We therefore conclude that under the Schneckloth test, the appellant's consent was not, under the circumstances at bar, voluntarily given, pursuant to the clear and convincing standard of proof,[2] and, as there are no other applicable exceptions to the *661 warrant requirement, the evidence seized should have been suppressed.

Although our ruling reversing the denial of the motion to suppress requires that the appellant be discharged, we would also observe that even if we had found that the motion to suppress was properly denied, we would have reversed and remanded for a new trial, due to the trial court's failure to give the jury appellant's requested jury instruction on knowledge. The appellant's theory of defense was that the cocaine found was placed in the vehicle by someone else and that he had no knowledge of its presence until it was discovered by Stallworth. It is clear from case law that if an instruction regarding whether an appellant had knowledge of the nature of the contraband is requested, failure to so instruct may be reversible error. See State v. Dominguez, 509 So. 2d 917 (Fla. 1987) (upholding district court's ruling that failure to give a requested instruction that the defendant knew the substance was cocaine warranted a new trial); Howard v. State, 467 So. 2d 445 (Fla. 1st DCA 1985) (jury, as a prerequisite to a conviction, must find that the defendant had knowledge of the presence of the contraband); Cole v. State, 353 So. 2d 952 (Fla. 2d DCA 1978) (standard jury instruction alone did not adequately explain the necessary element of actual knowledge); Frank v. State, 199 So. 2d 117 (Fla. 1st DCA 1967) (failure to instruct on knowledge was reversible error).

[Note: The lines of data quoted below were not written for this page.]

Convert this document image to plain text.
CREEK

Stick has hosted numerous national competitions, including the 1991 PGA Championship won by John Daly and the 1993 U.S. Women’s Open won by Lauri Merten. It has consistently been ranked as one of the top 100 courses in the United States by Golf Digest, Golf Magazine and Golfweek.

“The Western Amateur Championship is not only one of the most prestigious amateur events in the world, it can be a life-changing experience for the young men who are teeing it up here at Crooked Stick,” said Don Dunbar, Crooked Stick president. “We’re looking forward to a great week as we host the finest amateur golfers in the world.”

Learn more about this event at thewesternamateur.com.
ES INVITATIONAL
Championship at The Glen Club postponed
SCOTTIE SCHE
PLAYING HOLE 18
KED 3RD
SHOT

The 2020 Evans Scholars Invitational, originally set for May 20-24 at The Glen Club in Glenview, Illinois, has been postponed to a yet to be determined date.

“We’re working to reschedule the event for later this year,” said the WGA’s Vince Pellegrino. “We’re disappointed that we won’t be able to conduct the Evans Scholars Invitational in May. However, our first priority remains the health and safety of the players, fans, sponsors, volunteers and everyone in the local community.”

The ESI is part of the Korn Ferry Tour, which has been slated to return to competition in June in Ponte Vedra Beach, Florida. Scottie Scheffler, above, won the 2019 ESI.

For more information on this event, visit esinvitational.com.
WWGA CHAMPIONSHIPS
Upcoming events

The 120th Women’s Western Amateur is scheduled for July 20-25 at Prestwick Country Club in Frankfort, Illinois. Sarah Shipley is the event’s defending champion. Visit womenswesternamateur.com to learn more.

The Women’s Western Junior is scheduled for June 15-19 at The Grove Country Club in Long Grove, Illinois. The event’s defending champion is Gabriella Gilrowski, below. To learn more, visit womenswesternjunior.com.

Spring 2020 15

REVERSED and REMANDED with directions that appellant be discharged from further custody as to the offense at issue.

JOANOS and BARFIELD, JJ., concur.

NOTES

[1] An interpreter in fact assisted defendant during his examination at trial.

[2] We recognize that if in the event no police misconduct preceded the consent to search, the issue of the voluntariness of the search would be judged by the preponderance of the evidence standard. See Denehy v. State, 400 So. 2d 1216 (Fla. 1980); State v. Blan, 489 So. 2d 865 (Fla. 1st DCA 1986). The latter standard, however, as earlier indicated, is inapplicable to the facts at bar, due to Trooper Stallworth's antecedent police misconduct: his repeated requests for consent, and his failure to advise the defendant of his right to refuse consent, once it became reasonably apparent to him that the defendant may not have understood the requests, caused by the defendant's difficulty in speaking the English language.